University of Virginia interim President Paul Mahoney announced Friday that the University has provided comments on the proposed Compact for Academic Excellence in Higher Education. The compact, which the U.S. Department of Education invited UVA to join earlier this month, offered multiple public and private institutions preferred access to research grants and other benefits if those schools agreed to pursue particular approaches to admissions practices, tuition, foreign enrollment and other issues.
In a letter to U.S. Secretary of Education Linda McMahon, Mahoney identified many areas of agreement between the stated goals of the compact and UVA’s approach to education, research and patient care, but made clear that the University seeks “no special treatment in exchange for our pursuit of those foundational goals. The integrity of science and other academic work requires merit-based assessment of research and scholarship.”
While the University does not agree that research funding should be tied to a contractual arrangement as proposed, Mahoney acknowledged the need for continued partnership with the federal government. “Higher education faces significant challenges and has not always lived up to its highest ideals,” he said. “We believe that the best path toward real and durable progress lies in an open and collaborative conversation. We look forward to working together to develop alternative, lasting approaches to improving higher education.”

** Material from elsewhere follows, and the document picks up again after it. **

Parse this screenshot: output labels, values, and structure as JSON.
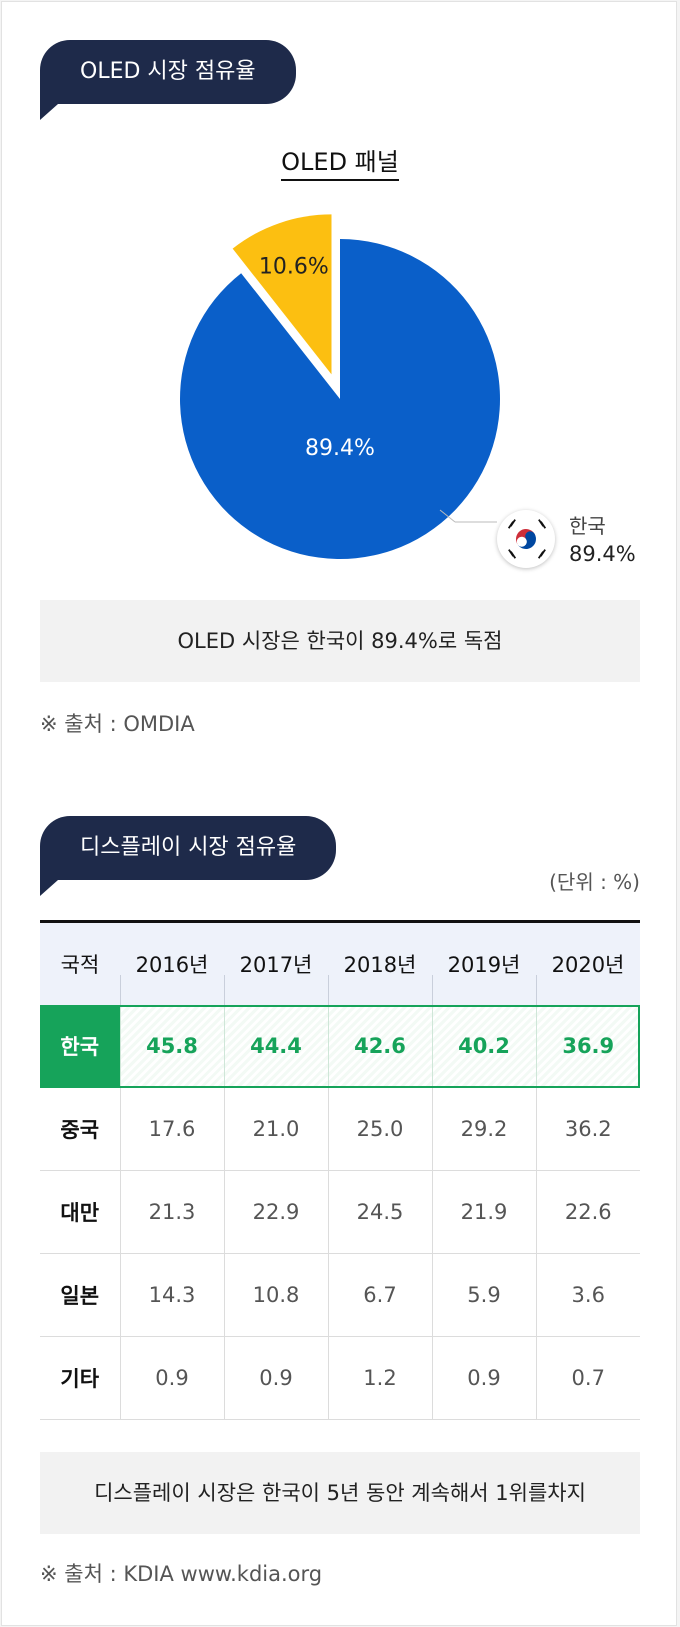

In a separate letter to the UVA community announcing the decision, Mahoney thanked the many people who shared their perspectives about the compact through the University’s online public comment form, and affirmed the institution’s commitment to “continue to work to strengthen free expression and free inquiry, protect academic freedom, ensure affordability, promote intellectual pluralism, and maintain institutional neutrality in an increasingly polarized world.”
UVA was one of nine colleges and universities initially invited to join the compact.